In logical/mathematical terms:
If A, then B.
If B, then not/negative A.
Therefore, if A, then not -A.
This form of argument is called a hypothetical syllogism, a statement of deductive logic which here proves false, because one cancels the other out, though many believe it in its simpler, verbal forms. To put it in mathematical symbols:
 x=y, y=z, therefore x=z.

Think about that.

*To review the truth or falseness of this type of statement, see the classic text on the subject, Copi's Logic.


Wednesday, December 17, 2008

Commentary 2-- Just This

In the study of the self, we find that wherever we go, there we are. Gaining this sort of awareness of the self is central to practice. Applying just this, we acquire the power and creativity to break out of our habitual defenses and thought habits so to experience reality as it is. When you do, you find that your anxiety level is reduced, your stress goes down, and in its place arises a new sense of the possible; that you are just this moment. Every moment is new and possible. That moment becomes a good thing; you open yourself to be curious, to learn more about the world around you, yourself. Take rest in what is real.

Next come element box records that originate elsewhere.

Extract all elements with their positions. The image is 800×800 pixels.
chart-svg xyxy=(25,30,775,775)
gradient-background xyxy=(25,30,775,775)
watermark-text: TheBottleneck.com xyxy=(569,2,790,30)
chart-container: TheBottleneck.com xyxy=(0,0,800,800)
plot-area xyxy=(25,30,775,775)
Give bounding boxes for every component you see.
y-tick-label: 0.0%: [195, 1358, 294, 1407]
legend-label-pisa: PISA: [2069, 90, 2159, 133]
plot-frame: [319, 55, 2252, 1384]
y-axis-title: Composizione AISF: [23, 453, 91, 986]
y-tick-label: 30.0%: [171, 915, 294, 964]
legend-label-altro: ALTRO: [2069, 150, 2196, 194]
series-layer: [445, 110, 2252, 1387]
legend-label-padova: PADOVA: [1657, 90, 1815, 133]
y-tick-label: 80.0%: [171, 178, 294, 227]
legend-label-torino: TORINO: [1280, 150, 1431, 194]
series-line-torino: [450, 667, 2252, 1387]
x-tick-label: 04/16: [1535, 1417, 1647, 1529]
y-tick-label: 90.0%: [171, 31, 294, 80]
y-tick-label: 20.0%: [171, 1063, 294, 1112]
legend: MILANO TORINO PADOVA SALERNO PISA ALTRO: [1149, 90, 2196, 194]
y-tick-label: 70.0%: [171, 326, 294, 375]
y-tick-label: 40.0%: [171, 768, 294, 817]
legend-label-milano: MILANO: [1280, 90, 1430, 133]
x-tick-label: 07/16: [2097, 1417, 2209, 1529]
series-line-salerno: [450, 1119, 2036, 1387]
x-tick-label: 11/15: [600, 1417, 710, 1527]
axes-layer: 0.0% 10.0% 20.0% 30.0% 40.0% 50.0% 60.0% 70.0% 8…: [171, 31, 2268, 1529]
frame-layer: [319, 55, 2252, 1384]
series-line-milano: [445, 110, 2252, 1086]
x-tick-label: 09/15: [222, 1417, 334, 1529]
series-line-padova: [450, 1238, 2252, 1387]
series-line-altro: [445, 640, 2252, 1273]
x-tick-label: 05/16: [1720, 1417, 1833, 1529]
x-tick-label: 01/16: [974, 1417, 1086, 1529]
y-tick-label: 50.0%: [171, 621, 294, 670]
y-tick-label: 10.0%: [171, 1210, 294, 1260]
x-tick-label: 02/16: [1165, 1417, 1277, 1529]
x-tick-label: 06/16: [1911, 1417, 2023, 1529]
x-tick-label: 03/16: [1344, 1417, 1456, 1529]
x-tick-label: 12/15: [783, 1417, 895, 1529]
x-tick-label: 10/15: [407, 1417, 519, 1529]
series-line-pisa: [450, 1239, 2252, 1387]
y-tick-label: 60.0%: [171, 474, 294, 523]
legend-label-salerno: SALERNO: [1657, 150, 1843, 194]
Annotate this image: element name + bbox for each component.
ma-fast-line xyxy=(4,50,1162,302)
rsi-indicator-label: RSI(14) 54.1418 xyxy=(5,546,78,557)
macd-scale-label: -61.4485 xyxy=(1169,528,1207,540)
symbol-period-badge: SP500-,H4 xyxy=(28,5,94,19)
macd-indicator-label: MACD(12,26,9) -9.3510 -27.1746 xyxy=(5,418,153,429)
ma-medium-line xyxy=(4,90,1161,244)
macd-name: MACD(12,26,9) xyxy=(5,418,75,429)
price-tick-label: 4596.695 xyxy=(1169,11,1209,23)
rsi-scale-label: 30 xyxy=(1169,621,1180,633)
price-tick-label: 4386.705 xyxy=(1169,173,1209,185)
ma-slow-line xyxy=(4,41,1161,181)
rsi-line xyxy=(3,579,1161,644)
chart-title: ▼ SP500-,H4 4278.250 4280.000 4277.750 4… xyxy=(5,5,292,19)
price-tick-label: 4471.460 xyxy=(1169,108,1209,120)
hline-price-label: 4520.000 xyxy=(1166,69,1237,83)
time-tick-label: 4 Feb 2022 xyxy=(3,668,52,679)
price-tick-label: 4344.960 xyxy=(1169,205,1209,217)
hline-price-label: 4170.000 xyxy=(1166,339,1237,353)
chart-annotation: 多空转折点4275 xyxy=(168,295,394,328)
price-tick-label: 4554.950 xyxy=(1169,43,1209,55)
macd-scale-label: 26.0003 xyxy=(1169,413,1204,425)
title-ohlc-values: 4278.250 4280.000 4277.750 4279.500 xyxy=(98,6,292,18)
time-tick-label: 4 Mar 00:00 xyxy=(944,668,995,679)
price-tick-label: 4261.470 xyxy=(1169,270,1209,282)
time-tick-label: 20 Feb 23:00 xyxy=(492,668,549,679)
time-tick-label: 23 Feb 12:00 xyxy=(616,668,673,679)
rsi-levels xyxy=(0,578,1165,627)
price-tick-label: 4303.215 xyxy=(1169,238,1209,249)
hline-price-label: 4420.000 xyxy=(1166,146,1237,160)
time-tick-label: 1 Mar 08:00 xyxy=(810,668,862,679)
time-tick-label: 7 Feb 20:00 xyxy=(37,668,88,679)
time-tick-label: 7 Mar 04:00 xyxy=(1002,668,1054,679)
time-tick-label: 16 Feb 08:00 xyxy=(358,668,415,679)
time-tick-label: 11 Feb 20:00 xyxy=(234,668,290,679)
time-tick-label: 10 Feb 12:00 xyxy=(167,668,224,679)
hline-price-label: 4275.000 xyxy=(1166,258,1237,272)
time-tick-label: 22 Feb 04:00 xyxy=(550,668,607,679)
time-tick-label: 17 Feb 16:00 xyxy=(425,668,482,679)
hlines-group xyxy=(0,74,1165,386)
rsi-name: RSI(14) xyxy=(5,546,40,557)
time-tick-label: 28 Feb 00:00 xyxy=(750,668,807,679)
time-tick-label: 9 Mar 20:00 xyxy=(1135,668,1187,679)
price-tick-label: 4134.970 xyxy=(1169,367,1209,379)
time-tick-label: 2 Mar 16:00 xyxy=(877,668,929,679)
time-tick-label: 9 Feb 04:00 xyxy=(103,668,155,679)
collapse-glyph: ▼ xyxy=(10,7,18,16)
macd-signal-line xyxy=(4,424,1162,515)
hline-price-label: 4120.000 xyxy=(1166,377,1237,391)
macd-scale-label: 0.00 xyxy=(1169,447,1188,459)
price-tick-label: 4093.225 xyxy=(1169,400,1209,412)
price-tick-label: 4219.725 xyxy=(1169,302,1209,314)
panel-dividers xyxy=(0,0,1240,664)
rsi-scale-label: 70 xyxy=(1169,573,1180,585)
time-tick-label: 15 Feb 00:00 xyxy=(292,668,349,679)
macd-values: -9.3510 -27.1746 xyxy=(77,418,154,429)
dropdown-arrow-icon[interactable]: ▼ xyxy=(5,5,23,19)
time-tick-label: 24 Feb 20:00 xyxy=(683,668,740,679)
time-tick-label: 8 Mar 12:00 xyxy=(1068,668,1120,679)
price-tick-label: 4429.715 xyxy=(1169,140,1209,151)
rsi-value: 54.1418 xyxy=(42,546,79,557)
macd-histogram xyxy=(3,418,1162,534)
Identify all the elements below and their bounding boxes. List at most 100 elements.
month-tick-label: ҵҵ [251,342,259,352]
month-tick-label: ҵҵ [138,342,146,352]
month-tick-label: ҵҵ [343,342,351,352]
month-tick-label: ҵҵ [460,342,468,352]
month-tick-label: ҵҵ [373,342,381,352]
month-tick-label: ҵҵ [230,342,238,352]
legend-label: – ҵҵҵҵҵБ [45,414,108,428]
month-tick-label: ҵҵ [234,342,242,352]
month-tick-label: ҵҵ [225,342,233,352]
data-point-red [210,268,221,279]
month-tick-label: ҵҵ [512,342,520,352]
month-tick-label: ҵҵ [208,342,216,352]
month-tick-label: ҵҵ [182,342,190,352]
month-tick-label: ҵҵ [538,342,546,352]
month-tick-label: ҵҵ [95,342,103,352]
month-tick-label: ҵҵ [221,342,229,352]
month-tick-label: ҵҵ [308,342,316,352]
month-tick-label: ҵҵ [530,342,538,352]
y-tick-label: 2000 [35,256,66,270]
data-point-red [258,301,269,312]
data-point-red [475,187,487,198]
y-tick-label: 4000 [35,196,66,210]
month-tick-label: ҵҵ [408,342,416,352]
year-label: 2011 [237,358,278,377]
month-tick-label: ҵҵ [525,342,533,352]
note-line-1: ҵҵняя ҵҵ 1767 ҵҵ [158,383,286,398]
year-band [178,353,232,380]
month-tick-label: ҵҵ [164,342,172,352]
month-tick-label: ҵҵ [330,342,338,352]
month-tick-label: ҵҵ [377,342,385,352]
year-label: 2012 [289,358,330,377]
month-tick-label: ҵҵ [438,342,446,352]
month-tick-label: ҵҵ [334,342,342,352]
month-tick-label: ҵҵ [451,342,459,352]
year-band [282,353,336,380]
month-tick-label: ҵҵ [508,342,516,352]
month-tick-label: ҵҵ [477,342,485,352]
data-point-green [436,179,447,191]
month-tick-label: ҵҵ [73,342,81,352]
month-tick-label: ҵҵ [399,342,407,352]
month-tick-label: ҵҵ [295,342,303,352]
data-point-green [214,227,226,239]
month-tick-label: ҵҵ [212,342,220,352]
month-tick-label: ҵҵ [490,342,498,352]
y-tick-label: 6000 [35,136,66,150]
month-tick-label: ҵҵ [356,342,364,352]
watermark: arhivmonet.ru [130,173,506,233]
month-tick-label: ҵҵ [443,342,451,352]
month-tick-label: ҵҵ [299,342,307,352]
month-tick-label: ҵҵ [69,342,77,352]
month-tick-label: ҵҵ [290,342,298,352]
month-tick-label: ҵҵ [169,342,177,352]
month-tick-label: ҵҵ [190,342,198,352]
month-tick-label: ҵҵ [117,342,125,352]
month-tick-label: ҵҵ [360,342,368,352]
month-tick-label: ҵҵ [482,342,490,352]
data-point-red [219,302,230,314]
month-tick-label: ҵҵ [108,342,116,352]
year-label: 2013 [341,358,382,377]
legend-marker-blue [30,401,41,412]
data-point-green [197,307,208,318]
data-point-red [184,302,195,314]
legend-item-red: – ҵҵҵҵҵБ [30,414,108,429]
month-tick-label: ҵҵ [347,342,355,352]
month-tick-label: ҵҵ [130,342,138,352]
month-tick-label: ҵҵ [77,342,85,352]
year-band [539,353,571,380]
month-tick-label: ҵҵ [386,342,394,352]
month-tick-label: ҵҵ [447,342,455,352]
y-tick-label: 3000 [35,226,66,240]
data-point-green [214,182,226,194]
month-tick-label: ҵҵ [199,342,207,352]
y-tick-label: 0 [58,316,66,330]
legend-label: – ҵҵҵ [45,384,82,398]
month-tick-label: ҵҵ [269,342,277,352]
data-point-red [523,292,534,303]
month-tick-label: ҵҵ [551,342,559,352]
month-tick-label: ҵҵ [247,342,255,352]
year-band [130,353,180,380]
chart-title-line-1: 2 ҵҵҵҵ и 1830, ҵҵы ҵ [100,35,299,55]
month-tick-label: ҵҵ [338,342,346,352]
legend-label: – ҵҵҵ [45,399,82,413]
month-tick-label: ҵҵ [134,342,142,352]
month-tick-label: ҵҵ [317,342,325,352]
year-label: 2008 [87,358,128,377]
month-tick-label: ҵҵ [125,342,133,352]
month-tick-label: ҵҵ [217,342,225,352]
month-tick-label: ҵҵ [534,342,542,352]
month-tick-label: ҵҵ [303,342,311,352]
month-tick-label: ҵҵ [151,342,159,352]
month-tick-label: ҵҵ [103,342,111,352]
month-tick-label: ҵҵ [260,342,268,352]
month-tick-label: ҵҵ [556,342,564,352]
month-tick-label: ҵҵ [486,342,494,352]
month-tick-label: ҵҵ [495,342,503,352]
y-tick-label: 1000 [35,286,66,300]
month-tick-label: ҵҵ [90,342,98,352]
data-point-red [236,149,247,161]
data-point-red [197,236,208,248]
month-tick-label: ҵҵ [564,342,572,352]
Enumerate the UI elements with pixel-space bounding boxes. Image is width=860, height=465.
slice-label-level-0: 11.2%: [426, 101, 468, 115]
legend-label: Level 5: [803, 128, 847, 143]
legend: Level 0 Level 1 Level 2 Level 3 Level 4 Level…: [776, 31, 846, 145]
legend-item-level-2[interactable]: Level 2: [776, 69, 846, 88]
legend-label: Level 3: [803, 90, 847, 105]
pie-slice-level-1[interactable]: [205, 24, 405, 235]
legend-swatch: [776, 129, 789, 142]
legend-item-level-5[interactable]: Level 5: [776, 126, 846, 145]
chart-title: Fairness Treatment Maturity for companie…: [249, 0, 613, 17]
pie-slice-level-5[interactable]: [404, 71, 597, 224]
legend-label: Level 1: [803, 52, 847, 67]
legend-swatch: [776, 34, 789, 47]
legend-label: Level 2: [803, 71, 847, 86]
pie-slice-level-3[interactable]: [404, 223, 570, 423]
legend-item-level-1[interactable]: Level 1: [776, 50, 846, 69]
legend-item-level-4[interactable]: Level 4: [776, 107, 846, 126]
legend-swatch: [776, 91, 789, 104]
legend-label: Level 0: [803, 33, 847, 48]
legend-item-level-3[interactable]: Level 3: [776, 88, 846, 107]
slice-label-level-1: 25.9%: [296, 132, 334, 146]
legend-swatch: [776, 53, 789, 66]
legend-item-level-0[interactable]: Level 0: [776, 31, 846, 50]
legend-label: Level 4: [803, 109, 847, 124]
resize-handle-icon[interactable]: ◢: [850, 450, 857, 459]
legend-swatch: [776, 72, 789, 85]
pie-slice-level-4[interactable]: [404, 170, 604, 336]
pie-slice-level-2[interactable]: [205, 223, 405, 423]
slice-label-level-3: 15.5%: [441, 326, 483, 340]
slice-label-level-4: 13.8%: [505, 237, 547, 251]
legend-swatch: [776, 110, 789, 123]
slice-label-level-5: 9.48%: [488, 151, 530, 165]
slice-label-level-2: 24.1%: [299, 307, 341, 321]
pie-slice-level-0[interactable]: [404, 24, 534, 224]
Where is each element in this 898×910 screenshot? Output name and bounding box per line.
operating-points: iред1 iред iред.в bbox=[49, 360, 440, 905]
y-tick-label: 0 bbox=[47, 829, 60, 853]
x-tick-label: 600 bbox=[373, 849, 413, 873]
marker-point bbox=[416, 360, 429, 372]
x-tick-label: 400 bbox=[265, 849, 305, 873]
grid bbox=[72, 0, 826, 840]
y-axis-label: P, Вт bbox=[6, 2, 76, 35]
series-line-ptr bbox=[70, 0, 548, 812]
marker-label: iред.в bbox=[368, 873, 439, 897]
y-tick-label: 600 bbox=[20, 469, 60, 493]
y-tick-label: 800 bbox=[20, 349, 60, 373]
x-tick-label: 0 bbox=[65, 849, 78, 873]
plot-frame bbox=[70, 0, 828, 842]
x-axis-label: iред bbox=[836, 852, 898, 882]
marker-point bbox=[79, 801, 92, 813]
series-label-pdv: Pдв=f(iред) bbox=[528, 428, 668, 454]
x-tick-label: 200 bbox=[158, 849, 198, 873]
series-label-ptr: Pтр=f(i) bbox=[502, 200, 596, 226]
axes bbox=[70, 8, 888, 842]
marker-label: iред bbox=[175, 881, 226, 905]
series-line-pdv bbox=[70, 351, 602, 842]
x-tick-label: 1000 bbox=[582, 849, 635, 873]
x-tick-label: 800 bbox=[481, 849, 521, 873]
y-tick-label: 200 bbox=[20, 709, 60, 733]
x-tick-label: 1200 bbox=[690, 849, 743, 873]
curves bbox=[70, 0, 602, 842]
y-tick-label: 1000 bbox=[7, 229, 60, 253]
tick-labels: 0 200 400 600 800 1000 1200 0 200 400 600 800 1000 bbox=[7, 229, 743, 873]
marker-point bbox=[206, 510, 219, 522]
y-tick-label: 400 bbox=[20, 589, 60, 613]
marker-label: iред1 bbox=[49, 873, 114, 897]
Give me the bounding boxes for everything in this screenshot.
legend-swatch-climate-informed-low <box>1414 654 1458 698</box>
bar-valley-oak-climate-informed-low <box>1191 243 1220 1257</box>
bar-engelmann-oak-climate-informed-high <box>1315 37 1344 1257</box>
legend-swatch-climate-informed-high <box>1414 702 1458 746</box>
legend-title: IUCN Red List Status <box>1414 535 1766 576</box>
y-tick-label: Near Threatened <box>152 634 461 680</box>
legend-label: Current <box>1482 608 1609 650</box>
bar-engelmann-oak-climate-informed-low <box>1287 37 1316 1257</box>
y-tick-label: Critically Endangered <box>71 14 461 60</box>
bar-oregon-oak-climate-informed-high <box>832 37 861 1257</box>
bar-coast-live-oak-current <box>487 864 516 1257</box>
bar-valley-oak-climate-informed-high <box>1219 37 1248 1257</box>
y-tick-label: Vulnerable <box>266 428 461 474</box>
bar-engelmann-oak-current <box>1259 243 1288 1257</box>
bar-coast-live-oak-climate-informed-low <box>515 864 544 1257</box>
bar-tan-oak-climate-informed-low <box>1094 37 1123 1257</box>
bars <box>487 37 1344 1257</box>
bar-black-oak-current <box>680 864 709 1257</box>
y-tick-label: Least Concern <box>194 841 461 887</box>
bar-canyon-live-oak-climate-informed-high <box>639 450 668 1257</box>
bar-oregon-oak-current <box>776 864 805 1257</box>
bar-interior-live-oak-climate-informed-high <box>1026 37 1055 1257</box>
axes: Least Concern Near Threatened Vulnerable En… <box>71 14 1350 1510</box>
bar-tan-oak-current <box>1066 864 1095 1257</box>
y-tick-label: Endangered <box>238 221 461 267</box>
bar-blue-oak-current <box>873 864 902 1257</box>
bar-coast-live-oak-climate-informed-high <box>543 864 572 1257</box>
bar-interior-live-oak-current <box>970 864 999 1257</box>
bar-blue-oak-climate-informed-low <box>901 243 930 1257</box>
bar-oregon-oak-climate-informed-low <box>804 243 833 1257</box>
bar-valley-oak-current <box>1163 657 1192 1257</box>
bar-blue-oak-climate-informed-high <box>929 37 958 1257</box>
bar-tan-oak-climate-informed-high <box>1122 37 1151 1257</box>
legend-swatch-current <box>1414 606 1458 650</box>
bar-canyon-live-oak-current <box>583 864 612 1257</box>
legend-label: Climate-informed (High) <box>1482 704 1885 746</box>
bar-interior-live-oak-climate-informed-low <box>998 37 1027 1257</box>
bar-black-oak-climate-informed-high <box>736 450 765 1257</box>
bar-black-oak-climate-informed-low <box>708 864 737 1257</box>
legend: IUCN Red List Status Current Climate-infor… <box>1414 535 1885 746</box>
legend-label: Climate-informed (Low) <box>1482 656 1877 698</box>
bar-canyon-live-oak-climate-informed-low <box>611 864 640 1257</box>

As we come to better understand the precepts, an awareness grows that points our attention to doing what is necessary. We ask and see more clearly what is required of us, and we do just that.

Being a scientist and examining our self, we come to see that we have expectations and requirements, first of ourselves and then of others. When these ideas or assumptions fail to correspond with reality, we suffer. Cutting through deception, we live more in this moment and find that it is a good. We may even begin to acquire the realization that often when we think it is the other, in reality it is ourselves who think, act or feel a particular way. Avoid spinning into the past or the fearful future. This moment is the only moment there really can be.

An old saying I learned as a child goes, "He who accuses, accuses himself." Being aware of a situation or an event does not make us bound to engage or respond. We may choose to do so, if it seems necessary, or we may stand back and let it play out on its own, in its own time.

Know that feelings are just feelings. They may guide or hinder us equally. Feelings arise and recede; when they're urgent at that moment things may seem clear. Later, we may, in a calmer mind see they were not, and then there's the damage we cause to ourselves and others. So there is a great deal of power in awareness. It may be increased and cultivated. Take the journey of the head to the heart through the precepts. They are a reliable guide.